Date of Award

1-2010

Document Type

Dissertation

Degree Name

Doctor of Philosophy (PhD)

Legacy Department

Materials Science and Engineering

Advisor

Brown, Philip J

Committee Member

Cole , Christine

Committee Member

Lickfied , Deborah

Committee Member

Cox , Christopher

Committee Member

Mefford , Olin

Abstract

HEPA and ULPA filtration systems have proven to be an advantageous instrument in removing common contaminants from the air. However, an increased pressure drop due to the build-up of particulates on the filters results in its inevitable decrease in performance. Improving current filtration systems would include increasing collection efficiency all the while either maintaining or reducing the differential pressure drop in order to extend the life of the filter. One method of improving collection efficiency would be viable by increasing the amount of surface area within the filter media by glass fibers because of their inherent quality of being smaller in diameter offering more surface area than melt spun fibers.
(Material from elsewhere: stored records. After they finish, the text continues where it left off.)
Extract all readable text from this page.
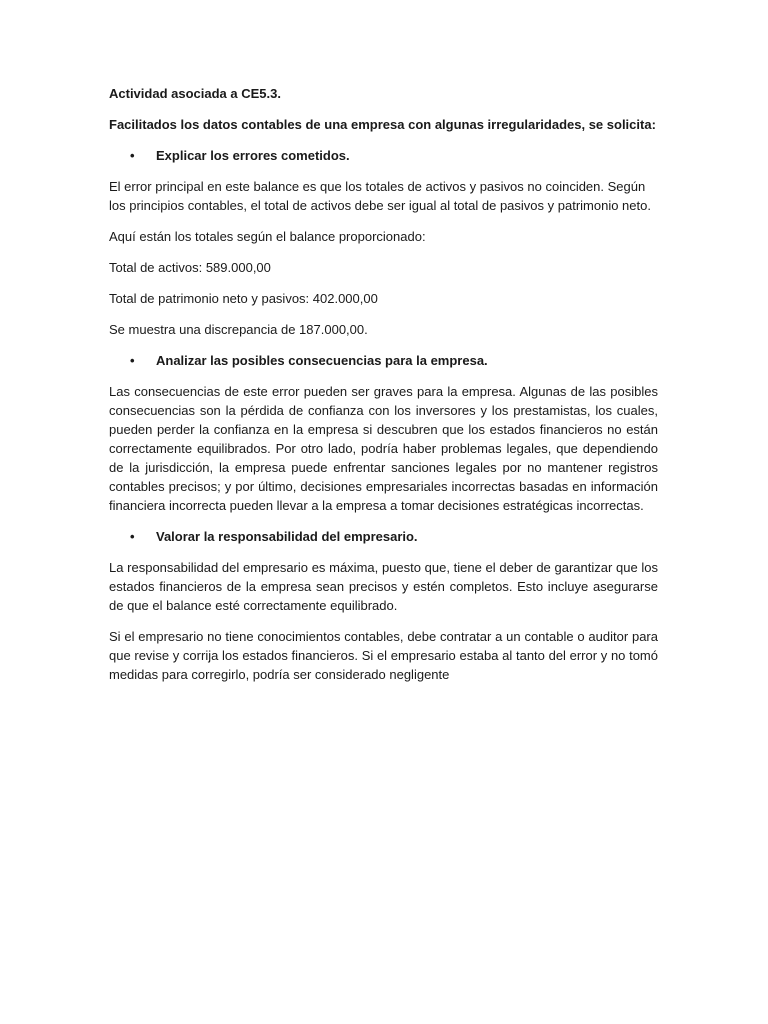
Actividad asociada a CE5.3.

Facilitados los datos contables de una empresa con algunas irregularidades, se solicita:

• Explicar los errores cometidos.

El error principal en este balance es que los totales de activos y pasivos no coinciden. Según los principios contables, el total de activos debe ser igual al total de pasivos y patrimonio neto.

Aquí están los totales según el balance proporcionado:

Total de activos: 589.000,00

Total de patrimonio neto y pasivos: 402.000,00

Se muestra una discrepancia de 187.000,00.

• Analizar las posibles consecuencias para la empresa.

Las consecuencias de este error pueden ser graves para la empresa. Algunas de las posibles consecuencias son la pérdida de confianza con los inversores y los prestamistas, los cuales, pueden perder la confianza en la empresa si descubren que los estados financieros no están correctamente equilibrados. Por otro lado, podría haber problemas legales, que dependiendo de la jurisdicción, la empresa puede enfrentar sanciones legales por no mantener registros contables precisos; y por último, decisiones empresariales incorrectas basadas en información financiera incorrecta pueden llevar a la empresa a tomar decisiones estratégicas incorrectas.

• Valorar la responsabilidad del empresario.

La responsabilidad del empresario es máxima, puesto que, tiene el deber de garantizar que los estados financieros de la empresa sean precisos y estén completos. Esto incluye asegurarse de que el balance esté correctamente equilibrado.

Si el empresario no tiene conocimientos contables, debe contratar a un contable o auditor para que revise y corrija los estados financieros. Si el empresario estaba al tanto del error y no tomó medidas para corregirlo, podría ser considerado negligente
This research examined alternate methods of producing fibers comparable or smaller in size than glass fibers. As well, a unique geometry fiber know as a Capillary Channel Polymer (CCPTM) was examined for its contribution towards filtration since it offers at least twice the surface area as a round fiber of equal denier.
Nonwoven filter media were manufactured with CCPTM fibers and tested for collection efficiency and pressure drop. Although SEM images showed salt particles collecting within the grooves of the shaped fibers, they did not exhibit HEPA quality efficiencies. The pressure drop of these filters was low as compared to currently used M98 HEPA filters. This was potentially due to the CCPTM fibers being unable to pack as closely together as round glass fibers allowing for high air permeability which may have contributed to the lower collection efficiency and pressure drop. Modified melt blown round fibers were also examined since their fiber diameters measured within nano range and offered benefits in terms of ease of manufacturing. The nonwovens demonstrated HEPA quality collection efficiency but at a higher pressure drop than M98 media. The melt blown nonwovens, in addition to being thicker than the M98 media, lacked structural integrity which would allow them to be used alone as a filter. The effect of slip flow on fibers measuring less than 0.50 µm in diameter was analyzed for M98 and meltblown media. The meltblown sample which contained a higher amount of fibers within the slip flow regime and contained no scrim demonstrated HEPA quality collection efficiency when compared to the M98 media with comparable basis weight.
Dissolvable bi-component fibers were also examined for their potential to produce nano-size sea fibers separated by a wet-laid process. Bi-component fibers can be manufactured via traditional melt-spun lines and offer not only nano-size islands in round but also unique geometry cross-sections such as CCPTM. Difficulties in effectively dissolving off the polymer sea leaving behind individual islands prevented an in-depth examination of their contribution towards filtration. Composite media composed of CCPTM and meltblown layers proved unsuccessful in terms of collection efficiency as well as thickness but demonstrated low pressure drop. Further investigation into layering techniques and adding additional meltblowns may prove fruitful for filtration media.